When I talk to clients about cannabis branding generally, I tell them to focus first on the product. Selling an inferior or inconsistent product is hard — the marketing is easier if the product sells itself. Trademarks are important because they provide an easy way for a customer to recognize that a product comes from your company, and customers have come to trust the product, not because there is something inherently cool about any particular name or logo. Companies that put brand first and product second have to figure out how to convince consumers that their product represents something without having actually demonstrated anything over time. It’s a tough sell.
But if you’re going to develop your brand first as an “upscale” cannabis brand, it doesn’t hurt to have celebrity connections and good PR. Enter Beboe, a California brand of vaporizers and infused pastilles. Beboe has managed to get featured in the New York Times Style Section, Vanity Fair, Harpers Bazaar, and a host of other outlets. How did they get all this press? By getting celebrities to invest in their brand and to come to their launch party. Beboe’s founders fit the bill — one of is a celebrity tattoo artist and the other is a former fashion executive who spent some time working at Privateer Holdings. With their powers combined, they have been able to pull some real muscle from both celebrity and fashion publications.
Granted, this marketing route won’t exist for everyone. Orlando Bloom can only go to so many cannabis branding parties before he’s had enough. But in a broader, sense, the question remains whether the cannabis market will support “luxury” branded products that are heavily marketed as such to consumers.

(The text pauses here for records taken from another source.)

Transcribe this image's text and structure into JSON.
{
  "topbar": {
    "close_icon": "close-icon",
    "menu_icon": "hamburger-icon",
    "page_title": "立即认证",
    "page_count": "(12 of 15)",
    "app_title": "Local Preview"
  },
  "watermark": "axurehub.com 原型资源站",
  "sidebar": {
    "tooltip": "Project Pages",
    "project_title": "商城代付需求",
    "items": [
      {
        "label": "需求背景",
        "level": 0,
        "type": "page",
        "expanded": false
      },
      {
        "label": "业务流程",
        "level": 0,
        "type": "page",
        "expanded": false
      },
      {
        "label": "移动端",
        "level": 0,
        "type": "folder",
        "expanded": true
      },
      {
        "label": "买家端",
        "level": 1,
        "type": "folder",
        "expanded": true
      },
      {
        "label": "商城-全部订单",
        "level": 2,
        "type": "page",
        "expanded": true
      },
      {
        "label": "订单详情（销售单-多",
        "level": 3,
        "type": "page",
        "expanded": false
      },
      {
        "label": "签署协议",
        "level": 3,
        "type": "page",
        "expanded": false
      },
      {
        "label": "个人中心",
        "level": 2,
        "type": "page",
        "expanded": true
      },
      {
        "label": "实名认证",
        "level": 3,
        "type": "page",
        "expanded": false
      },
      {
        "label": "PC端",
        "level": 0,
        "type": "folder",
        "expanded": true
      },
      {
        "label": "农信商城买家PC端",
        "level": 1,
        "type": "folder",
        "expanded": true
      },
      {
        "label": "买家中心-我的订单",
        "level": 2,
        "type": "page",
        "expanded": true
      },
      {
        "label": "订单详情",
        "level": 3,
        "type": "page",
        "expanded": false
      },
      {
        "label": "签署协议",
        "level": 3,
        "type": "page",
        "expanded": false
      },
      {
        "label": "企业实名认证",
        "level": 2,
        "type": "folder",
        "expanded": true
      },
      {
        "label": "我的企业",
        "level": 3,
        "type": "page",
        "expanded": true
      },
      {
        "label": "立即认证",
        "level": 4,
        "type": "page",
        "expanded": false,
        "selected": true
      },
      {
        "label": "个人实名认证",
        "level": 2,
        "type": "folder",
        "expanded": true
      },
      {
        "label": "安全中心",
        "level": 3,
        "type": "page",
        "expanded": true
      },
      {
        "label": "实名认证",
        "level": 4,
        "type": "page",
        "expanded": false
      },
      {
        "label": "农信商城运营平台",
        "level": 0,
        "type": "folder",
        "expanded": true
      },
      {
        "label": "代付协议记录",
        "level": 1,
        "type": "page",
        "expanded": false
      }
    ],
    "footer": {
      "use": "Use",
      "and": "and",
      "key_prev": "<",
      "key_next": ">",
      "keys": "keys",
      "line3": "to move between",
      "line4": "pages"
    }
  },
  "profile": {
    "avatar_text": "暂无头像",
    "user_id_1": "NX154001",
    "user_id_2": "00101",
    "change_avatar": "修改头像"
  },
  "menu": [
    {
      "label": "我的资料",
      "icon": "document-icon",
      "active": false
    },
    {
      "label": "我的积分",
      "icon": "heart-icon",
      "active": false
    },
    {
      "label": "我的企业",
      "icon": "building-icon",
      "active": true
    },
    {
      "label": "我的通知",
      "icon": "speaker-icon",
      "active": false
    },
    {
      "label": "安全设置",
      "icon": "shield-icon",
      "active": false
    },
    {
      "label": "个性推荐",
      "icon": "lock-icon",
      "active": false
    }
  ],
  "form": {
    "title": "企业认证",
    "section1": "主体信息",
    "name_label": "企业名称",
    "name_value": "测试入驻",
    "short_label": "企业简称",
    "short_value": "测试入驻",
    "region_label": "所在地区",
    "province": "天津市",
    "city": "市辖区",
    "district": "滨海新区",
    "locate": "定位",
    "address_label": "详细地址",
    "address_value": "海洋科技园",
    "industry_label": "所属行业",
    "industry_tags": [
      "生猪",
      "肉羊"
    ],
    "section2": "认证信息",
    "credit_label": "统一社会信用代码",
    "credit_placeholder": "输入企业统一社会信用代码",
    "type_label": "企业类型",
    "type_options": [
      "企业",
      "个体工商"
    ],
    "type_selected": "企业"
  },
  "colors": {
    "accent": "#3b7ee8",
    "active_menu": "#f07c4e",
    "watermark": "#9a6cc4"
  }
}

We saw the first attempt at this in 2013, when former Microsoft executive Jamen Shively called a press conference in the Columbia Tower in Seattle to introduce the new brand he was co-founding, “Diego Pellicer.” Shively said that Diego Pellicer was going to be the first and greatest luxury cannabis brand, and he predicted it would mint more millionaires than Microsoft. Diego Pellicer received a ton of press coverage, but it seemed to stumble in finding a business model that would work and it has taken time to get off the ground. Diego Pellicer has shifted its focus and it now bills itself as “the worldwide leader in property acquisitions and leasing in the emerging cannabis arena.” Several other companies have attempted similar “big bang” branding strategies, but there still is no go-to brand out there that has established itself as THE “luxury cannabis brand,” with a track record of strong sales over time.
This isn’t to say that early stage brand development is a bad thing. There’s a real chance Beboe will be hugely successful. Any press is good press for new, unknown companies. But what experience has shown time and time again is that for long-term success in the cannabis industry the product must back up the story the press is telling about it. If you are claiming to be a luxury cannabis brand, what people find inside of the box has to meet a high quality hurdle. Or as Seth Godin so ably puts it, “it’s important that these words be true, that your product, your service and its place in the world match the story you’re telling about it.” Otherwise, customers will figure out that your marketing was all smoke and mirrors, and you will be looking at another flash in the pan.